Create Dimensions and Fact from Excel Spreadsheet

takbb · June 6, 2024, 1:47pm

Hi @sudhirkumra , a good quick summary of of the process of “normalisation” is described here by @Daniel_Weikert

This aligns with your comment “I need to select columns, deduplicate data to create Dimensions”

I’d imagine that if you had a spreadsheet of department and employee info in a de-normalised form…

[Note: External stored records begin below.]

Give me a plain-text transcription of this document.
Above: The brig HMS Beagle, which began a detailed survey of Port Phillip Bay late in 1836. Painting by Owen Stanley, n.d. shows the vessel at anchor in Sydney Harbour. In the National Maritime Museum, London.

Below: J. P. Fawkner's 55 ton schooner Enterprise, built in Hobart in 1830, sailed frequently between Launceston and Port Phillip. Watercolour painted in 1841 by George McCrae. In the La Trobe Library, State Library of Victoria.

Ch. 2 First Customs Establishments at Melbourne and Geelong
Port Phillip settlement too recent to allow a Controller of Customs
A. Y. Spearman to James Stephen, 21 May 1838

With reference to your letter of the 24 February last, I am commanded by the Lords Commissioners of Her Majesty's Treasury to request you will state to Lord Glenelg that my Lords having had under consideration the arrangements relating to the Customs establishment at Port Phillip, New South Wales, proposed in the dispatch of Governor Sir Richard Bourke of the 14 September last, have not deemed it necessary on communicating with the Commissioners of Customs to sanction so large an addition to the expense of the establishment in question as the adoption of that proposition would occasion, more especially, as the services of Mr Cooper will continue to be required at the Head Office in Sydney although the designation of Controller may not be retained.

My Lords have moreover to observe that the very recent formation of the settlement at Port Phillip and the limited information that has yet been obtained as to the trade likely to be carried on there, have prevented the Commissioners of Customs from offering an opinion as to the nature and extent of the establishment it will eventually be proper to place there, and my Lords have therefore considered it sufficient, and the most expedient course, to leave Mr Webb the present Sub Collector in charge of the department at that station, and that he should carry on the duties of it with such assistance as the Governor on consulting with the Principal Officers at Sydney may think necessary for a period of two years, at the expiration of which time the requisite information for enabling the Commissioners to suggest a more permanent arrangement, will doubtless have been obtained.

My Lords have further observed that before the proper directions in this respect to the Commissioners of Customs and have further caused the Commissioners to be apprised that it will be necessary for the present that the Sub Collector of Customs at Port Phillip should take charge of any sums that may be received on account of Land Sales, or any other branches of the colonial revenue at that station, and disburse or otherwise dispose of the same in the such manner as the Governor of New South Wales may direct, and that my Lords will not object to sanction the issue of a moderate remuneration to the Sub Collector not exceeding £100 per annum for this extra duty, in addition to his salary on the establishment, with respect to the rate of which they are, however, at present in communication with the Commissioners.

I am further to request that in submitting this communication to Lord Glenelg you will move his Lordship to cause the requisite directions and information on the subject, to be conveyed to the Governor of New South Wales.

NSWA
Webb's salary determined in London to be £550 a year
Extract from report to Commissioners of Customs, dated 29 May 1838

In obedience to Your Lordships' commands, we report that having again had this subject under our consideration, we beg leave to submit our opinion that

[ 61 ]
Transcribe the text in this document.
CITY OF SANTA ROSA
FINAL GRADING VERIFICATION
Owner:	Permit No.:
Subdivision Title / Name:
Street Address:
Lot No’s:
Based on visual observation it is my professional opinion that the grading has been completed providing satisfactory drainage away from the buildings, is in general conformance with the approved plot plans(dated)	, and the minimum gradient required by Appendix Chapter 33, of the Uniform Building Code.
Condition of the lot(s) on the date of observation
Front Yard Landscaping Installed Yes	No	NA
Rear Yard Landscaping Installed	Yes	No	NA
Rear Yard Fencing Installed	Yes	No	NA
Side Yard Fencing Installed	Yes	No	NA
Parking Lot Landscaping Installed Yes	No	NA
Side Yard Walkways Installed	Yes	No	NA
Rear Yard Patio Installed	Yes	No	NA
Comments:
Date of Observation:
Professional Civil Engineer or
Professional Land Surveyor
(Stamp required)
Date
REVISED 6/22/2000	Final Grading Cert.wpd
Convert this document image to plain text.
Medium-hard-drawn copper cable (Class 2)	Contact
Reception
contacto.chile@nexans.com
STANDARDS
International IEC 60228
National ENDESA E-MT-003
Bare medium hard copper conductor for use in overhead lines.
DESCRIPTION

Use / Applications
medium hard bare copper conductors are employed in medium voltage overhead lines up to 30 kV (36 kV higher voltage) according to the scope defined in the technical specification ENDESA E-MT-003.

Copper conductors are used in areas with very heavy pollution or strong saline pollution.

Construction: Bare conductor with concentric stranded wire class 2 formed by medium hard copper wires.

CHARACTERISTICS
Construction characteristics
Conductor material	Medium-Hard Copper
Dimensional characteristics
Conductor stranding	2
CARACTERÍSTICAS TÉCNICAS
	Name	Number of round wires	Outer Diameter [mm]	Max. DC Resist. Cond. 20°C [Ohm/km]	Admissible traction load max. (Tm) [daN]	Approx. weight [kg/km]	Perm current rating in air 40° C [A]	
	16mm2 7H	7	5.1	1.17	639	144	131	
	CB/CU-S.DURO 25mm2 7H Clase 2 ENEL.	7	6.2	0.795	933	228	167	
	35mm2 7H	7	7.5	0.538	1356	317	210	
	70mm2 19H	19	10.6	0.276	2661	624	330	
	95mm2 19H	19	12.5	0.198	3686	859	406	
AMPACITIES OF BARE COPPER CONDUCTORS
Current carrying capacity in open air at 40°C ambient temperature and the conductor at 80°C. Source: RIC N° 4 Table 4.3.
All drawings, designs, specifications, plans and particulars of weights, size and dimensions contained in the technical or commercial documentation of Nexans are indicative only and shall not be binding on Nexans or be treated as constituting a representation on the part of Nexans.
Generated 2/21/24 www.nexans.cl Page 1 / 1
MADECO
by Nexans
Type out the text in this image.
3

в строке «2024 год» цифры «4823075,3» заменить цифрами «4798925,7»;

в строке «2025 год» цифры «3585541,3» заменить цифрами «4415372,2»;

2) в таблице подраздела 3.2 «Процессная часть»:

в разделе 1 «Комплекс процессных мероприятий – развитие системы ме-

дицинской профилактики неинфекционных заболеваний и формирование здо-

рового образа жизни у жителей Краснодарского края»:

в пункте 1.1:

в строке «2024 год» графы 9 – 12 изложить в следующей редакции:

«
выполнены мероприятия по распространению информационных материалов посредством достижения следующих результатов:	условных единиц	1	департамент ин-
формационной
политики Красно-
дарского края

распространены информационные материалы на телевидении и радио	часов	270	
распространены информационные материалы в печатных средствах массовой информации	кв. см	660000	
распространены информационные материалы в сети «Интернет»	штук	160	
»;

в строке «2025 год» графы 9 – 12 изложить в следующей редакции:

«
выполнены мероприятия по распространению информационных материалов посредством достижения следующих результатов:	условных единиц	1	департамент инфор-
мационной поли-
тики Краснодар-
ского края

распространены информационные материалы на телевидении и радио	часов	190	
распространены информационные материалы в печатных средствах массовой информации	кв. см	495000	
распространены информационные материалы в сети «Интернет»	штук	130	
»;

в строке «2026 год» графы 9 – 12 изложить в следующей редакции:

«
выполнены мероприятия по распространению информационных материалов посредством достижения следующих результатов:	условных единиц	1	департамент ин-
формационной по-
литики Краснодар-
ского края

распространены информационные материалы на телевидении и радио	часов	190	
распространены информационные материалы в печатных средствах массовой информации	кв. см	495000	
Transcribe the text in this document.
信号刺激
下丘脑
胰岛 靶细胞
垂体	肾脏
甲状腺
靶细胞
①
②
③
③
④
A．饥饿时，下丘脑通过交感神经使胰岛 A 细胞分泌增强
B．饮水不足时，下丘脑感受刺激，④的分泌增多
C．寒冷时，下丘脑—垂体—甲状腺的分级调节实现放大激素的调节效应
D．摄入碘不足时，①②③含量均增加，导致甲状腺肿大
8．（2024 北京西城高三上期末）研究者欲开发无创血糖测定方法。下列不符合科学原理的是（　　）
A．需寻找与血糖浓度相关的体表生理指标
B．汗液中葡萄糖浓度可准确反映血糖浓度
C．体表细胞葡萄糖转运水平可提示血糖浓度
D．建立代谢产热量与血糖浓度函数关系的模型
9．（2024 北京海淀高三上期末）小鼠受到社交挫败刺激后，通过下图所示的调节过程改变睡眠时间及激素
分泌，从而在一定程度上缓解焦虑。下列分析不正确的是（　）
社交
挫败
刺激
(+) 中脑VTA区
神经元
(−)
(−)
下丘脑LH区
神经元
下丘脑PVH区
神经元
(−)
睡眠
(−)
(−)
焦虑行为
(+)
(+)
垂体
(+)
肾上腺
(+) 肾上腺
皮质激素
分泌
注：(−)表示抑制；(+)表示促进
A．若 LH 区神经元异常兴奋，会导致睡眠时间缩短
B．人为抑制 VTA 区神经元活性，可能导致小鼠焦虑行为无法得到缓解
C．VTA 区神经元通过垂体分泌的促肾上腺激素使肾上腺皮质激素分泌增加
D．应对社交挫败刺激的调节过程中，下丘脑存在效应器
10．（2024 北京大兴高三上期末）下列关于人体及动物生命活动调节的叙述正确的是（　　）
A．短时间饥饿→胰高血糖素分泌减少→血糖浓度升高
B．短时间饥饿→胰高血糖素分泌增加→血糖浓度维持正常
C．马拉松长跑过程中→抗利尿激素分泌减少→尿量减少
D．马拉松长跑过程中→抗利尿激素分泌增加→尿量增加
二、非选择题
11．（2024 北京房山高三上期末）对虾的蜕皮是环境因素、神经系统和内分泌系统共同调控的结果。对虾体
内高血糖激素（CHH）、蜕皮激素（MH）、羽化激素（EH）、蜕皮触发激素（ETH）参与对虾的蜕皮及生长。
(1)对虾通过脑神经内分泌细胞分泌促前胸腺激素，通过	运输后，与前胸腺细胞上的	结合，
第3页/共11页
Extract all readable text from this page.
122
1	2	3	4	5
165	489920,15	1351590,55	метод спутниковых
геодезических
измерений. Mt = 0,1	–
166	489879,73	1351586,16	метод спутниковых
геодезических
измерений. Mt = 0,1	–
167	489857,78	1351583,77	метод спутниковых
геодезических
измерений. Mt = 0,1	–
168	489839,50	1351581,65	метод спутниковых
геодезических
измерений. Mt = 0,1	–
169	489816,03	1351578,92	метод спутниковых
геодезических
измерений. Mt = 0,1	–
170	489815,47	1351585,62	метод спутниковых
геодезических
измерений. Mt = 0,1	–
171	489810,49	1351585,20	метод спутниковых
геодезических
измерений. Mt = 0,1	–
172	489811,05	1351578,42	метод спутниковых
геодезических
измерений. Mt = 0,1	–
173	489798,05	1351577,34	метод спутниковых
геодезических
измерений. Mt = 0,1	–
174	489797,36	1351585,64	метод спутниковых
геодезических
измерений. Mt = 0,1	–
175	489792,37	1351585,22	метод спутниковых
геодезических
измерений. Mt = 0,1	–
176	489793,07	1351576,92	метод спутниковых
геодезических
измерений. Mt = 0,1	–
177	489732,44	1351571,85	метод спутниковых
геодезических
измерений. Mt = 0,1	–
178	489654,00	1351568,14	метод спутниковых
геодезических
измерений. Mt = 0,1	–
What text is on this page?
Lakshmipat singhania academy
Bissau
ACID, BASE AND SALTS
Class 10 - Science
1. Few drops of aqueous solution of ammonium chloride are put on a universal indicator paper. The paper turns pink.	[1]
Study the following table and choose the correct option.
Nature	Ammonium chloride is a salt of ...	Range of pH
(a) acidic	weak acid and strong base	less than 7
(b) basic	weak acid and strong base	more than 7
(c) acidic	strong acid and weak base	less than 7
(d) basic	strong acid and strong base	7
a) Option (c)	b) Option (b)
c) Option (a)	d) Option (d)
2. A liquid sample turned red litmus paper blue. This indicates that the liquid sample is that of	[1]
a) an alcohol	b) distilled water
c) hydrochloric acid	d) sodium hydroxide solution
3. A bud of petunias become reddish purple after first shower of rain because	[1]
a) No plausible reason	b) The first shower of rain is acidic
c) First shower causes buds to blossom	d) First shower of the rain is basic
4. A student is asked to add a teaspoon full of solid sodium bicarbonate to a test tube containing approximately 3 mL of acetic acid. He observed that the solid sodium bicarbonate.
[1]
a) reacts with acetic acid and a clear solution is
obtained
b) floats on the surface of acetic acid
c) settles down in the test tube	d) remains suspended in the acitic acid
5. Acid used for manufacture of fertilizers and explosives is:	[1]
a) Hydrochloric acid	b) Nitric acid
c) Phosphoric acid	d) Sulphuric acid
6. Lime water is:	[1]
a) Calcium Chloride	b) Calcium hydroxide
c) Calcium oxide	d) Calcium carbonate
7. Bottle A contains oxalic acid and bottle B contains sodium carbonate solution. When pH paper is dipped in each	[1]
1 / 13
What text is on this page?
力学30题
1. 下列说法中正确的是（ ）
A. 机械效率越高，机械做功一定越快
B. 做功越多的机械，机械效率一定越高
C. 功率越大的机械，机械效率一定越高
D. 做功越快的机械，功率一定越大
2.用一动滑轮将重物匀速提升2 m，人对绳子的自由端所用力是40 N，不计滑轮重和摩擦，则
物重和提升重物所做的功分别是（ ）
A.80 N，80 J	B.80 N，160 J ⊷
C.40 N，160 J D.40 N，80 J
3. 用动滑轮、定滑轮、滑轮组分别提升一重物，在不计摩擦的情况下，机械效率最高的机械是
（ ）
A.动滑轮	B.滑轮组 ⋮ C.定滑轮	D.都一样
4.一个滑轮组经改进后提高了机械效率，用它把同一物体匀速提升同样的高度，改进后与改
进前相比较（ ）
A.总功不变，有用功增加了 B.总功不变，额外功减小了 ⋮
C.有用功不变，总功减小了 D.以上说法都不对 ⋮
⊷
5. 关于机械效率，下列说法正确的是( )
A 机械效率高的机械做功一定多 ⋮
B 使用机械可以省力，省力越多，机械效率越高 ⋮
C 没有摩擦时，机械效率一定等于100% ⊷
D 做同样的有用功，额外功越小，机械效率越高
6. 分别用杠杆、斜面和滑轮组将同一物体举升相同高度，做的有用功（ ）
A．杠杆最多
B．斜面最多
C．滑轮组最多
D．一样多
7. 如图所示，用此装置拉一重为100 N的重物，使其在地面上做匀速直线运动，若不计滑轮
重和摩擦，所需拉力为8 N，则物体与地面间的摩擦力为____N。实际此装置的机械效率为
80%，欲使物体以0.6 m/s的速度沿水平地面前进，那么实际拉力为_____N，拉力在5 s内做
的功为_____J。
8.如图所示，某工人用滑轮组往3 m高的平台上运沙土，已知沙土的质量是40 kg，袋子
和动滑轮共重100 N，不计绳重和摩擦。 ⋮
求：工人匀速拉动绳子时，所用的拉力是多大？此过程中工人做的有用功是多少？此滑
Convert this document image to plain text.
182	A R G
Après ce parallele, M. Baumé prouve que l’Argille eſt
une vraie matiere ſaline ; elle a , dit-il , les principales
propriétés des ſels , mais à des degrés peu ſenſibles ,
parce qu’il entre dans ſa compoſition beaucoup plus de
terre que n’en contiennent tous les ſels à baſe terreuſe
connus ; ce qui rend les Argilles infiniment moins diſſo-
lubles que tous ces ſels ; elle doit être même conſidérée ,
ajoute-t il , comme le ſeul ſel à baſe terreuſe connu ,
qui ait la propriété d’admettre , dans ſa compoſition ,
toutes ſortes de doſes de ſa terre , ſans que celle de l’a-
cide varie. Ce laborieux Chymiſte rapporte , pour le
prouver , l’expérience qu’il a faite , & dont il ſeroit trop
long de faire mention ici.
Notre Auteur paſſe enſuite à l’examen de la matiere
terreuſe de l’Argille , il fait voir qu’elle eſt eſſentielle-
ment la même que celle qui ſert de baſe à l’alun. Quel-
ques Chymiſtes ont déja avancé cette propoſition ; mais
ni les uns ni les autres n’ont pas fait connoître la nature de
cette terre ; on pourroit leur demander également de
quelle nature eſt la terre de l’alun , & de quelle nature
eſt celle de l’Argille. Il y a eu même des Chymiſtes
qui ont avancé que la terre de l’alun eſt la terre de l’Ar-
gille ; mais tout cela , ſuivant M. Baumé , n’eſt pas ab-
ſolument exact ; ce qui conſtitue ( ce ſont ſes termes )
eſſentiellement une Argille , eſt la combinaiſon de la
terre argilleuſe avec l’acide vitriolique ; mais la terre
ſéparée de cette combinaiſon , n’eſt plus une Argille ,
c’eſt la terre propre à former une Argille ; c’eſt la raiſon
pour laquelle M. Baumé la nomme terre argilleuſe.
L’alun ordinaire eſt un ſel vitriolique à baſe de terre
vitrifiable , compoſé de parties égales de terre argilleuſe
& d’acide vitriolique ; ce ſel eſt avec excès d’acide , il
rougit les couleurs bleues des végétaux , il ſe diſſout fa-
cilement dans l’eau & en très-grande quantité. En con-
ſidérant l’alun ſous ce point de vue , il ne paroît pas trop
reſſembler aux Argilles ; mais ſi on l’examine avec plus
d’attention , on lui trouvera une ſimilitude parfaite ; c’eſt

`Dept_Name`	`Dept_Budget`	`Employee_Name`	`Start_Date`
`Accounts`	`1000000`	`Alan`	`2021-02-05`
`Accounts`	`1000000`	`Belinda`	`2016-03-02`
`Sales`	`2000000`	`Claire`	`2020-12-03`
`Marketting`	`3000000`	`David`	`2017-06-01`
`IT`	`50`	`Elgin`	`2024-02-27`
`IT`	`50`	`Frances`	`2016-09-05`

…You could put together the column filters, duplicate row filters and value lookups something like this:

(I’ve not uploaded a workflow as this as it is just a non-functional mockup)

So you’d filter out the columns related to Employees, and separately the columns related to departments. Remove duplicate, and create an id for each. Then back on the “Fact” table, you can apply Value Lookups to get the IDs for each employee and department, and then use column filter to remove the columns relating to Employee and Department other than the IDs

`Employee_Name`	`Start_Date`	`Emp_ID`
`Alan`	`2021-02-05`	`0`
`Belinda`	`2016-03-02`	`1`
`Claire`	`2020-12-03`	`2`
`David`	`2017-06-01`	`3`
`Elgin`	`2024-02-27`	`4`
`Frances`	`2016-09-05`	`5`

`Dept_Name`	`Dept_Budget`	`Dept_ID`
`Accounts`	`1000000`	`0`
`Sales`	`2000000`	`1`
`Marketting`	`3000000`	`2`
`IT`	`50`	`3`

and the relationship between departments and employees, which in this case represents the “Fact” table, although you’d normally have some additional information/columns besides the IDs:

`Dept_Emp_ID`	`Dept_ID`	`Emp_ID`
`0`	`0`	`0`
`1`	`0`	`1`
`2`	`1`	`2`
`3`	`2`	`3`
`4`	`3`	`4`
`5`	`3`	`5`

I don’t know what form you specifically need the data to be for working with PowerBI, but this would effectively turn your data into a normalised “relational” structure.